Coxa vara can happen in cleidocranial dysostosis.
In early skeletal development, a common physis serves the greater trochanter and the capital femoral epiphysis. This physis divides as growth continues in a balance that favors the capital epiphysis and creates a normal neck shaft angle (angle between the femoral shaft and the neck). The corresponding angle at maturity is 135 ± 7 degrees. Another angle used for the measurement of coxa vara is the cervicofemoral angle which is approximately 35 degrees at infancy and increases to 45 degrees after maturity.
Developmental coxa vara
More common cause: primary defect in endochondral ossification of the medial part of the femoral neck.
Excessive interuterine pressure on the developing fetal hip.
Faulty maturation of the cartilage and metaphyseal bone of the femoral neck.
Clinical feature: presents after the child has started walking but before six years of age. Usually associated with a painless hip due to mild abductor weakness and mild limb length discrepancy.
If there is a bilateral involvement the child might have a waddling gait or trendelenburg gait with an increased lumbar lordosis. The greater trochanter is usually prominent on palpation and is more proximal. Restricted abduction and internal rotation.
X-ray: decreased neck shaft angle,increased cervicofemoral angle, vertical physis, shortened femoral neck decrease in femoral anteversion. HE angle (hilgenriener epiphyseal angle- angle subtended between a horizontal line connecting the triradiate cartilage and the epiphysisn normal angle is <30 degrees.
Treatment: HE angle of 45–60 degrees observation and periodic follow up.
Indication for surgery :HE angle more than 60 degrees, progressive deformity, neckshaft angle <90 degrees, development of trendelenburg gait
Surgery: subtrochantric valgus osteotomy with adequate internal rotation of distal fragment to correct anteversion common complication is recurrence. If HE angle is reduced to 38 degrees less evidence of recurrence post operative spica cast is used for a period of 6–8 weeks.

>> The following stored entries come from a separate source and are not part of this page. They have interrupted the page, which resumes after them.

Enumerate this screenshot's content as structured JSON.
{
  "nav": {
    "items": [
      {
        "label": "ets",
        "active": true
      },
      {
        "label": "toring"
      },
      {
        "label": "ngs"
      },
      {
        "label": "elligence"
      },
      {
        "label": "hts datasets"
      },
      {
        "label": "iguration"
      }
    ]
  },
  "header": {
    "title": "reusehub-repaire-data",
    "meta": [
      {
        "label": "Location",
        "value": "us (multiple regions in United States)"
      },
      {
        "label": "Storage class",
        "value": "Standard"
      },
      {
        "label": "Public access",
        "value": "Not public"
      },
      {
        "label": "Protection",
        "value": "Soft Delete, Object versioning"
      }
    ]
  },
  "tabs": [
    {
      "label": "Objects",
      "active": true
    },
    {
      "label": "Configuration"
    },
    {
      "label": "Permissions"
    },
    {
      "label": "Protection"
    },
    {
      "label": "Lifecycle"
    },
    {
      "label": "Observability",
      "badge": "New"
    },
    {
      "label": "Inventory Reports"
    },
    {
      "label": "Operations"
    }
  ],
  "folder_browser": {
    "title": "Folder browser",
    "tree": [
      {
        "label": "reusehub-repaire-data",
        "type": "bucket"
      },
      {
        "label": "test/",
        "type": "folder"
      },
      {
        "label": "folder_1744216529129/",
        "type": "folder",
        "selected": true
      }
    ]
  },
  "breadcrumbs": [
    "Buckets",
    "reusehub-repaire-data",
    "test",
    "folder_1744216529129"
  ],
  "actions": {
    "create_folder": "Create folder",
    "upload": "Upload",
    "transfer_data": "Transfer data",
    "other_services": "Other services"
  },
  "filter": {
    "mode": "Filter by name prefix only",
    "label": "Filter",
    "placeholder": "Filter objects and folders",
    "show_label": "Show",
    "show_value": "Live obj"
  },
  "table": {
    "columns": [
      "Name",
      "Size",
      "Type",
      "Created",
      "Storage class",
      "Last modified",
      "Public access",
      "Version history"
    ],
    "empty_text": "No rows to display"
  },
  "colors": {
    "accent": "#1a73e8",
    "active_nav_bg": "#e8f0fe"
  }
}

Coxa vara is also seen in Niemann–Pick disease.
Congenital coxa vara
Presence at birth is extremely rare and associated with other congenital anomalies such as proximal femoral focal deficiency, fibular hemimelia or anomalies in other part of the body such as cleidocranial dyastosis. The femoral deformity is present in the subtrochantric area where the bone is bent. The cortices are thickened and may be associated with overlying skin dimples. External rotation of the femur with valgus deformity of knee may be noted. This condition does not resolve and requires surgical management. Surgical management includes valgus osteotomy to improve hip biomechanics and length and rotational osteotomy to correct retroversion and lengthening.